World War I took a terrible toll on life in Europe. Russia, France, Germany, and Austria-Hungary each lost about 4 million men, about one-third of all those mobilized during the war. (By contrast, U.S. deaths in Vietnam were 58,000.) Though cities were spared the devastation that would occur in World War II, the social costs were high: Widows and orphans and those mutilated in body and mind affected families everywhere. Censorship, centralization of the economy, and a profound skepticism about the political culture and moral values of European civilization continued to affect European history and culture long after the war ended, and contributed in part to the beginning of World War II.

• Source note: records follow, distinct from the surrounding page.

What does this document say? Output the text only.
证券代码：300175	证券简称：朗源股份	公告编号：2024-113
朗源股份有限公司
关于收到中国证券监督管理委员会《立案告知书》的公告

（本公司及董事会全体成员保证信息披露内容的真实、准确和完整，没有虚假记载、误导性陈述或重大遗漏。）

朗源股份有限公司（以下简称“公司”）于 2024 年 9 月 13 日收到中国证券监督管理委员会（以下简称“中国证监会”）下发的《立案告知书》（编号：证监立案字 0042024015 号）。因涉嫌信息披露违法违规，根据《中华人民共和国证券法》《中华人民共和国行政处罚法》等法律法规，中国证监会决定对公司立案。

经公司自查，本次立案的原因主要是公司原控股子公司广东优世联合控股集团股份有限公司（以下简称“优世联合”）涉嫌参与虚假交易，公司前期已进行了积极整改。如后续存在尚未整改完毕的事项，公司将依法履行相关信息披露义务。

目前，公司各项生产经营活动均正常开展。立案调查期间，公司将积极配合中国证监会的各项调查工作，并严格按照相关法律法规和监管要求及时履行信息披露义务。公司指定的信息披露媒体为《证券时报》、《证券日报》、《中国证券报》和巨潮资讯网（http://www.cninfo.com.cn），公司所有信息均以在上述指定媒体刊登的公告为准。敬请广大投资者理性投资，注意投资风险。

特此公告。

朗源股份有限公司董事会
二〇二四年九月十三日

For the United States, the decision to participate in the war has been seen by scholars as the perhaps inevitable consequence of the decision to acquire a blue water navy and an overseas empire (see Toward Empire: Overseas Expansion: 1865-1910). Moreover, the United States, long a debtor nation, became instead a major creditor as Britain and France sold off their substantial holdings in American business and agricultural concerns to fund the war effort. This new financial power was soon felt in the post-war years.

The Great War also changed the way Americans viewed themselves. "Hyphenated Americans" (German-Americans, Italian-Americans) were assumed in a new American identity (nonetheless one that still excluded African Americans from military service).

As the Armistice gave way to the peace formulated under the Treaty of Versailles , the victors inadvertently managed to sow the seeds for a still greater war a generation later.